No, it's not normal. It's not uncommon, but it is decidedly not even a little normal and always means a sick marriage. You may have touched on it about his parents. He may be another emotional flatliner. Deeply troubled people know they are troubled and dysfunctional, and they very often very adroitly pretend to a normality they don't really understand. Not hard to understand why. No one like to feel they're messed up. But it's still pretending. And they can't sustain it, because, again, it's really outside their ability to understand.



When this happens, it's rarely going to change, because why change? It feeds his needs, abnormal as they are. And you have so far accepted it. Any chance he has at normality will have to be his own doing and will almost certainly not be with you. I don't know if he can with anyone.

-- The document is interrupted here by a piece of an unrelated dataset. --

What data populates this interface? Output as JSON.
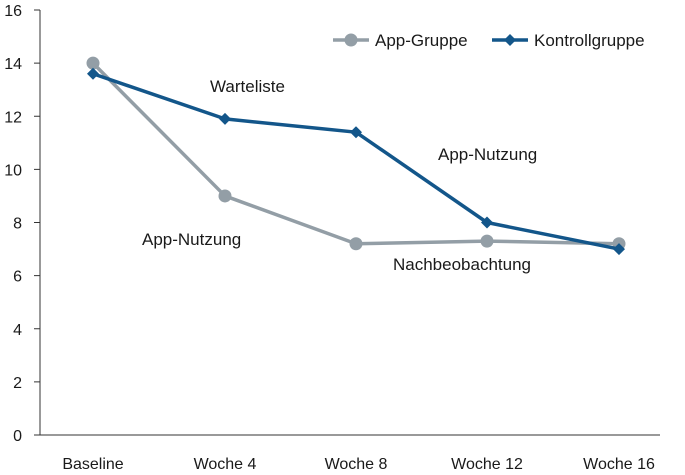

All you can do is tell him this is intolerable, and it must change or the marriage is over. If you can't tell him that, you need to work on you until you can tell him that. Anything less than a totally repentant response from him tells you what you have to do if you don't want to live your entire life like this.



But absolutely DO NOT imagine that it's not worth wanting better because it's just how men are. That's absurd.


OP, this is excellent app information and advice, please listen. The only thought I can add is that you need to decide if you want your son to be exactly like his father when he marries and starts a family. Get out now before this type of behavior becomes “normal” for your son. I am absolutely certain that your H is not the role model you want for that sweet little miracle baby. You fought so much pain and loss before being blessed with that little boy, please offer him the best chance to live his blessed life to the fullest — and the happiest.

THIS IS NOT NORMAL! NOT NORMAL FOR MEN, NOT NORMAL FOR WOMEN.

Please contact your parents and tell them what you’re going through, they love you and will want what is truly best for you and your son — and what is best is NOT your husband.